Tuesday, September 15, 2015

In Defence of Meetings

There is a growing trend in organizational leadership circles to poo poo meetings.  People say things like "if you are meeting your not working" and there is a concerted push to get rid of as many meetings as possible.  

This may be valid in the business world (I wouldn't know) but I want to push back on that idea when it comes to local church ministry.  I want to defend meetings. Yes some meetings are unnecessary.  Yes some meetings are pointless and poorly run. And certainly many meetings are allowed to run too long. There is a craft to leading great meetings and all leaders should be working to develop those skills.  This is not a defence of mediocre meetings but it is an attempt to show why I think that meetings are absolutely pivotal to local church leadership.

Leadership In Community
I'm going to assume you are up to speed on the importance of community in the local church.  I believe that the theological imperative toward community extends to leadership as well. Leadership in community is not leadership by committee. In fact you can do leadership in community without ever having a vote and with one person ultimately making all the decisions. What leadership in community does call for is a group of spiritually mature, missionally engaged people who are in relationship with each other speaking into and discerning the direction of the church together. Leadership in community requires a group of people to get together to do that work. People getting together to work is a meeting.

Mushy Bottom Lines
In church world our mission is crystal clear but bottom line is mushy.  It doesn't show up on a profit and loss sheet and even those things that can be counted (conversions, baptisms, volunteerism, small group involvement, etc) need to be qualified and evaluated pastorally.  Our mission is Spirit empowered life transformation but what that looks like in each instance is as unique as the stories of the individuals God has allowed us to impact. Stories are best told face to face and in church world our best chance of getting a person's story clear is in a group as we each share what we have observed in that persons life.

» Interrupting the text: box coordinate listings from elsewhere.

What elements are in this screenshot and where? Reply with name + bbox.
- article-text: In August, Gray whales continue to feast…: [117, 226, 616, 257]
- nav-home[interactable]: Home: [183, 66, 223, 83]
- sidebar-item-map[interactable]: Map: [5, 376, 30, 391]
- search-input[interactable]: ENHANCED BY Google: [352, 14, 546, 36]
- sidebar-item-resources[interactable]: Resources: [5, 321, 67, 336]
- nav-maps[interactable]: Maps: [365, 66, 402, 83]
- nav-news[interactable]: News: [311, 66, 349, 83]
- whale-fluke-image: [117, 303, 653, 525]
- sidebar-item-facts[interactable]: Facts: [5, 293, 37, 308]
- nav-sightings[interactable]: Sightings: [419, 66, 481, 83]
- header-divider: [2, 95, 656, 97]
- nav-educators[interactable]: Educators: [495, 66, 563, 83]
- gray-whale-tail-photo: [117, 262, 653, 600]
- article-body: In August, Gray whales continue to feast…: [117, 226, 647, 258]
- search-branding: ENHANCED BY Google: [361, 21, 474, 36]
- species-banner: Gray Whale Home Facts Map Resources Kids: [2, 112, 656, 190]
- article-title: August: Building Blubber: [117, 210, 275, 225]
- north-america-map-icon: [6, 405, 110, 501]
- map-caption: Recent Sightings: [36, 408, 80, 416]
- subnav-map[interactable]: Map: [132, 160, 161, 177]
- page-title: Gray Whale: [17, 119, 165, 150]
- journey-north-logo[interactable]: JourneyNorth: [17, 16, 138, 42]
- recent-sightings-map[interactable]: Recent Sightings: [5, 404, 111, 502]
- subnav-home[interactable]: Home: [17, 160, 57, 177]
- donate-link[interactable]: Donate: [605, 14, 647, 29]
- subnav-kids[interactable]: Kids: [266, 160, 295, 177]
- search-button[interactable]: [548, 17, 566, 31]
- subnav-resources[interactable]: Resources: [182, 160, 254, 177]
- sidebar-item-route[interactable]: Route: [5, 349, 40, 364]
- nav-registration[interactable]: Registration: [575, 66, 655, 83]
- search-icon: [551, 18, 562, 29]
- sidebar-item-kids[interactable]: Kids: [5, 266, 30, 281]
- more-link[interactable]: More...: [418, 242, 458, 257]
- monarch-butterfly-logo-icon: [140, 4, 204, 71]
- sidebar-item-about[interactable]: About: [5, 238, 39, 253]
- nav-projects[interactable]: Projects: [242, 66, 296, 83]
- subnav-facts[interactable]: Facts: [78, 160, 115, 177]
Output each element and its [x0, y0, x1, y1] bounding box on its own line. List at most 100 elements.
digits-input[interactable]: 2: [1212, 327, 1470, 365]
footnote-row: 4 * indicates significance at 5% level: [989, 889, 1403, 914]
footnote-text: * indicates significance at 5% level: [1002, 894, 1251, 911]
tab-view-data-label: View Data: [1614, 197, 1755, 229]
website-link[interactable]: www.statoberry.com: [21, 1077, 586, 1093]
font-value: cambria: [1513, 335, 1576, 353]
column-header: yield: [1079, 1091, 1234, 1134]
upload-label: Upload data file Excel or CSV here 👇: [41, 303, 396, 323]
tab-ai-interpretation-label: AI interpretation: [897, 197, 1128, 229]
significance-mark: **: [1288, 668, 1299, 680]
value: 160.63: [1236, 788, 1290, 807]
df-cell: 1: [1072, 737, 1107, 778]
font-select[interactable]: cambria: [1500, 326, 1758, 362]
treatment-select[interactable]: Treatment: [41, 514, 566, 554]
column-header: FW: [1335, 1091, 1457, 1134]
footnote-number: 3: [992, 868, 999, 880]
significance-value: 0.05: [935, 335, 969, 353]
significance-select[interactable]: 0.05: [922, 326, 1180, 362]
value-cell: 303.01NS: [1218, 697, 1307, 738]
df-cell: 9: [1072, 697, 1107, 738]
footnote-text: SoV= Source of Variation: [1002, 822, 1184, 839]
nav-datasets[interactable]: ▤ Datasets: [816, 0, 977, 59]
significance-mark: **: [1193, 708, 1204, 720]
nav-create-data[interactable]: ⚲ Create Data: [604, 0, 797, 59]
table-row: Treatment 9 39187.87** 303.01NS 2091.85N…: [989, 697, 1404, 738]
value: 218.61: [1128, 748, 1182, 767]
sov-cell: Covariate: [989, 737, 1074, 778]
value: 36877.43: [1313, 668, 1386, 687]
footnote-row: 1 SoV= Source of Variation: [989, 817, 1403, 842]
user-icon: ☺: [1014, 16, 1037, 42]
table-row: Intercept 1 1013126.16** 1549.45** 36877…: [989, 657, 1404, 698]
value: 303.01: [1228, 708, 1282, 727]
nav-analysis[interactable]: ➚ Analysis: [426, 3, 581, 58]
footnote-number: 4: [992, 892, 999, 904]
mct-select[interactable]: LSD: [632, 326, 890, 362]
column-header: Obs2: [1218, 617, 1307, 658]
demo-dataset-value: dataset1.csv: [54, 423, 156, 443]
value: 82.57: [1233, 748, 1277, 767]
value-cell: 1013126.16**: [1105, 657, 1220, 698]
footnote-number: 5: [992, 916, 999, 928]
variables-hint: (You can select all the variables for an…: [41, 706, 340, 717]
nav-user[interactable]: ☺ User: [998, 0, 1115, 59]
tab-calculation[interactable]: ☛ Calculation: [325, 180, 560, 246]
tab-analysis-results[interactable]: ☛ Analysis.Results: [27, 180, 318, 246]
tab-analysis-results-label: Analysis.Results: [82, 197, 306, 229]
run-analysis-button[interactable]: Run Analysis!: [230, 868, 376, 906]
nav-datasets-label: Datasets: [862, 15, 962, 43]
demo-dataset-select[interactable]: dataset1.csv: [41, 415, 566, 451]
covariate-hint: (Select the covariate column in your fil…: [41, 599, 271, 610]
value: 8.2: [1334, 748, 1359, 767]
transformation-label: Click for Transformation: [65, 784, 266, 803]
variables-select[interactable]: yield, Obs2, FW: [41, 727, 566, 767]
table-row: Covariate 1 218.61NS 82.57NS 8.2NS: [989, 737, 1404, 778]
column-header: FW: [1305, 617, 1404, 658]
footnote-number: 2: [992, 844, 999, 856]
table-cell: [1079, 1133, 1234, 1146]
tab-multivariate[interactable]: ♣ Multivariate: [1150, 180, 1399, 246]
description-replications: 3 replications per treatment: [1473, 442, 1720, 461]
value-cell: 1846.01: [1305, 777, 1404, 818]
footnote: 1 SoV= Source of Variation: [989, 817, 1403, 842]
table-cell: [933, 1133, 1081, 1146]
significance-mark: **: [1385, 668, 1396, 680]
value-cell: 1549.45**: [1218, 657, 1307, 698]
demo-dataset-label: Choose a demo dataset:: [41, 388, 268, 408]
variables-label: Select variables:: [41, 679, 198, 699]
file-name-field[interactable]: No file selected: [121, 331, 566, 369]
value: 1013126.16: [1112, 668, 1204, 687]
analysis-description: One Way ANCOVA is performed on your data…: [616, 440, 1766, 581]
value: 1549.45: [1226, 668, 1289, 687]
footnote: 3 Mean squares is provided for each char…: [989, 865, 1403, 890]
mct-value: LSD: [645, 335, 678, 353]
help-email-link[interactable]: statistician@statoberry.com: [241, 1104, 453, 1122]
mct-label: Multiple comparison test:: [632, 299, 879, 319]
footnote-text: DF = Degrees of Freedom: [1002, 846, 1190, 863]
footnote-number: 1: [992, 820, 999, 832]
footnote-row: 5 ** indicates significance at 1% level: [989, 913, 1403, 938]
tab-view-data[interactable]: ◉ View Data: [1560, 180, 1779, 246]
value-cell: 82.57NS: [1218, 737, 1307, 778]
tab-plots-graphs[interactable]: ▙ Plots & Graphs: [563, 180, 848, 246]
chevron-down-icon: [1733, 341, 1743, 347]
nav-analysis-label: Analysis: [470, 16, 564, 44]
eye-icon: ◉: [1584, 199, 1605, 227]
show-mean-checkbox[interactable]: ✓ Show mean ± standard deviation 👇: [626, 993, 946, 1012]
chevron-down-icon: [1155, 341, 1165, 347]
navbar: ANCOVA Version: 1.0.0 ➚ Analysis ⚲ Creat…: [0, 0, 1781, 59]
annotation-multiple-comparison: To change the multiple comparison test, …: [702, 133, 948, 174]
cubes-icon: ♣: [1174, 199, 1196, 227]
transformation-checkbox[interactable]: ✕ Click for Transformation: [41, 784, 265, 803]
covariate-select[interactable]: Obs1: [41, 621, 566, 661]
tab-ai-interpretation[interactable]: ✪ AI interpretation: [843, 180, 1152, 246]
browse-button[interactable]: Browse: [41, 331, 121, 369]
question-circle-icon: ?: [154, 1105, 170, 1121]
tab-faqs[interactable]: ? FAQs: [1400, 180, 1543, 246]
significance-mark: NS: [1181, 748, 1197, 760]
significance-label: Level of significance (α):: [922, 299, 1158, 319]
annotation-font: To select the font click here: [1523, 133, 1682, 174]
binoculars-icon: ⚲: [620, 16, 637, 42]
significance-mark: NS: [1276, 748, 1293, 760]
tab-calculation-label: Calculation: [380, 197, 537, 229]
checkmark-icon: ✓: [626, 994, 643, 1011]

Cold statistics and utilitarian tracking programs can augment but never replace the pastoral telling of stories as a way to track how we are really doing as a church.  Those stories are best told in meetings.

Ministry Is People
For local church leaders it's closer to the truth to say "if you're not meeting you're not working." Of course there needs to be private time for sermon prep, program planning, prayer, and such but a significant amount of a church leaders time should be spent with other people wether it's in large meetings like weekend services, smaller meetings with specific ministry teams and classes, or one-on-one spiritual guidance, mentoring,  or pastoral care. Ministry is people. Yes Jesus often retreated to a quiet place to pray but an overwhelming majority of Jesus' time recorded in the gospels is spent in what could very fairly be defined as meetings. If you are going to minister to and with people you are going to need to be physically present in the same room with them much of the time. That's a meeting.

Leadership Is Lonely
Or at least it really can be. Here I'm talking specifically about meeting with the senior leaders (staff or elders) in your church. In a healthy church culture there is something life giving about getting into room with people who are (at least close to) as invested in the ministry you lead together as you are: something that reminds you that you are not alone,  that there are a bunch of people who get it, that there are some folks who have your back, and that while you may carry this ministry the most you certainly don't carry it alone.  Emails, texts, tweets, and even phone calls are ultimately just a bandaid. The true antidote to loneliness is being together.  Intentionally being together is a meeting.

My hope is that rather then jump on the 'meetings are bad' bandwagon church leaders will instead embrace the art of leading engaging, purposeful, productive meetings and see those meetings not as a precursor to or distraction from ministry but as a key part of ministry itself.